Offhand guess: most? all? cell phones are supposed to change their displayed time from 11:59 to 12:00 at 12:00:00. Think it makes more sense to show the rounded-to-the-nearest-minute time, changing to 12:00 at 11:59:30?
( Time.gov shows the time to the second, and apparently they do round it – it switches to 12:00:00 a half-second “early”.)
Well, the actual time is only 12:00 for an instant. If you’re only displaying hours and minutes, then most of the time, your clock won’t show the actual time. When the actual time is 12:00:30, it’s neither 12:00 nor 12:01. The question is just how you want it to be incorrect.
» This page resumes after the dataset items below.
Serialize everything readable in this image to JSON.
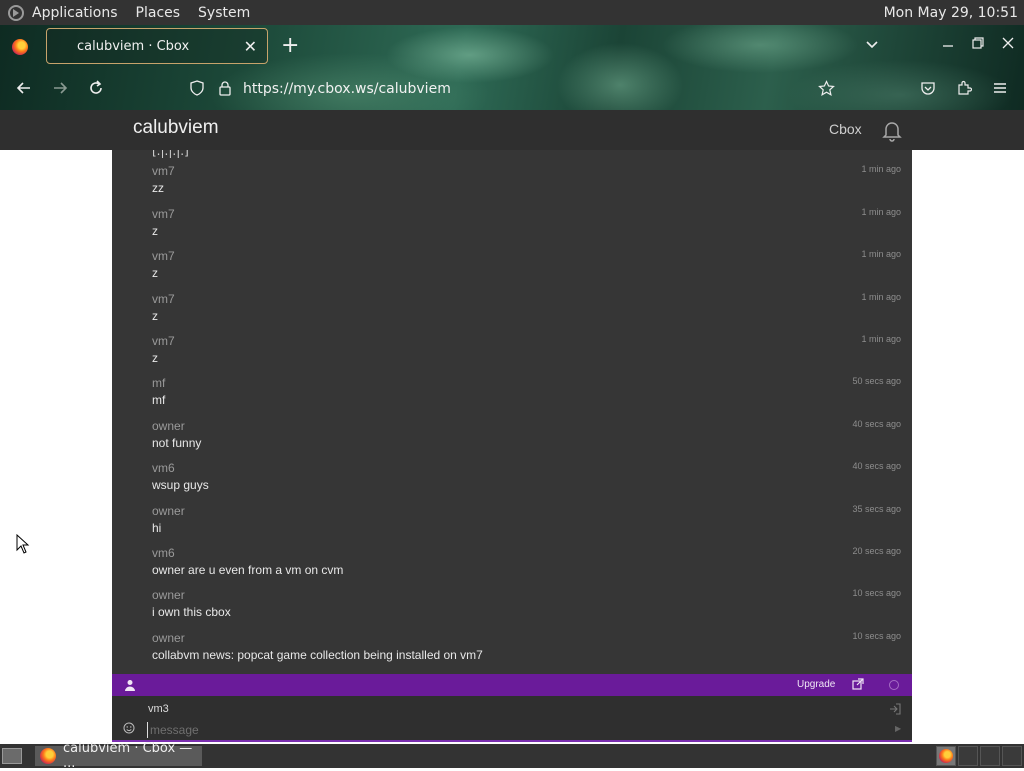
{
  "top_panel": {
    "menus": [
      "Applications",
      "Places",
      "System"
    ],
    "clock": "Mon May 29, 10:51"
  },
  "browser": {
    "tab_title": "calubviem · Cbox",
    "tab_close": "✕",
    "new_tab": "+",
    "url": "https://my.cbox.ws/calubviem"
  },
  "cbox": {
    "title": "calubviem",
    "brand": "Cbox"
  },
  "messages": [
    {
      "user": "vm7",
      "text": "zz",
      "time": "1 min ago"
    },
    {
      "user": "vm7",
      "text": "z",
      "time": "1 min ago"
    },
    {
      "user": "vm7",
      "text": "z",
      "time": "1 min ago"
    },
    {
      "user": "vm7",
      "text": "z",
      "time": "1 min ago"
    },
    {
      "user": "vm7",
      "text": "z",
      "time": "1 min ago"
    },
    {
      "user": "mf",
      "text": "mf",
      "time": "50 secs ago"
    },
    {
      "user": "owner",
      "text": "not funny",
      "time": "40 secs ago"
    },
    {
      "user": "vm6",
      "text": "wsup guys",
      "time": "40 secs ago"
    },
    {
      "user": "owner",
      "text": "hi",
      "time": "35 secs ago"
    },
    {
      "user": "vm6",
      "text": "owner are u even from a vm on cvm",
      "time": "20 secs ago"
    },
    {
      "user": "owner",
      "text": "i own this cbox",
      "time": "10 secs ago"
    },
    {
      "user": "owner",
      "text": "collabvm news: popcat game collection being installed on vm7",
      "time": "10 secs ago"
    }
  ],
  "partial_top_text": "[.|.|.|.]",
  "chat_bar": {
    "upgrade": "Upgrade"
  },
  "input": {
    "name": "vm3",
    "placeholder": "message"
  },
  "taskbar": {
    "task_label": "calubviem · Cbox — ..."
  }
}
But the convention is that clocks truncate time, rather than rounding it, and any departure from convention is likely to be more confusing than following it, regardless of whether the convention is logical or not.
This is why all of my mechanical chronometers are not only Antimagnetische but also Antigravitische. You can never be too careful about the chronometric effects of wandering quantum singularities,
14.59 rounded to the nearest digit is 15, rounded then again to the nearest 10’s is 20, though it should have been rounded to 10, the spacecraft then misses mars and ends up crashing onto some poor souls home in Uganda. Moral of the story, don’t re-reround that was rounded for you.
As a matter of fact, Time.gov does seem to be changing on the second now. It wasn’t when I last checked it a couple weeks ago.
The way you check is to dial 303-499-7111 and listen, while watching the display change at Time.gov. Each UTC minute is supposed to start within 0.05 second of the start of the 0.8-second tone.
(WWV also gives the current estimate of the difference between UT1 (Earth time) and UTC. That’s what the double click at second number 1 means, at the moment – best guess is UT1 is 0.1 second later than UTC. So no need for a leap second this year.)
It was decided in 2022 to abandon leap seconds by 2035 at the latest. I don’t know if there will be any leap seconds between now and 2035, but I hope not.